MPAA rated it R for sexual content w/nudity and brief language. It was filmed at Iglesia de San Pedro Claver, Cartagena, Bolívar, Colombia. The actors spoke English with an ESL accent. The movie did a good job of evoking the period, although there were some historical sticking points: the wedding was a Modern Catholic Mass instead of a Traditional Latin Mass celebrated in that period, the cattle on the drive were an Indian breed rather than long­horn that would have been there as in the movie “Red River”, and in the back­ground of the tele­graph office, would have been heard the continental Morse code used on land­lines rather than the later developed international Morse code developed for radio. The cinema­tog­raphy of Alfonso Beato is about the best feature of the film, framing human drama as well as capturing local color. The original song contributions by Shakira were a treat.

Review Conclusion w/ Christian Recommendation

This movie has a lot going for it, but it was unable to scale epic heights. See it if you like historical dramas.

Movie Ratings

Action factor: Decent action scene in the deleted scenes. Suitability For Children: Not Suitable for Children of Any Age. Video Occasion: Good for a Rainy Day. Special effects: Average special effects. Suspense: A few suspenseful moments. Overall product rating: three stars out of five.

Works Cited

Scripture quoted from the King James Version. Pub. 1611, rev. 1769. Software.

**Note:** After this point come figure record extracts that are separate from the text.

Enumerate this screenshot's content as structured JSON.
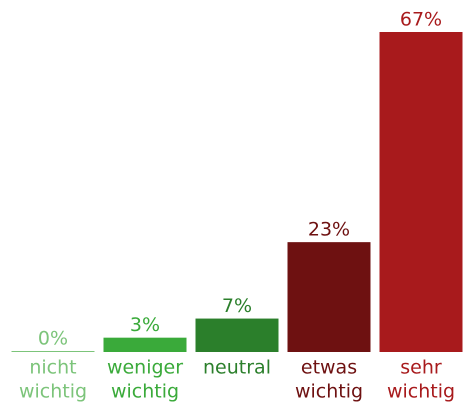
{
  "chart_data": {
    "type": "bar",
    "categories": [
      [
        "nicht",
        "wichtig"
      ],
      [
        "weniger",
        "wichtig"
      ],
      [
        "neutral"
      ],
      [
        "etwas",
        "wichtig"
      ],
      [
        "sehr",
        "wichtig"
      ]
    ],
    "values": [
      0,
      3,
      7,
      23,
      67
    ],
    "value_labels": [
      "0%",
      "3%",
      "7%",
      "23%",
      "67%"
    ],
    "colors": [
      "#7cc47a",
      "#3aaa3a",
      "#2b7f2b",
      "#6e1111",
      "#a81a1c"
    ]
  }
}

Sergieff, Archpriest John Iliytch. My Life in Christ. or Moments of Spiritual Serenity and Contemplation, of Reverent Feeling, of Earnest Self-Amendment, and Peace in God: Extracts from the diary of St. John of Kronstadt (Arch­priest John Iliytch Sergieff). Trans­lated with the author's sanction, from the Fourth and Supplemental Edition by E.E. Goulaeff. St. Peters­burg. Jordans­ville, NY: Holy Trinity Monastery, 2000. Print.

Webster's Ninth New Collegiate Dictionary. Springfield, Mass.: MERRIAM-WEBSTER. 1984. Print.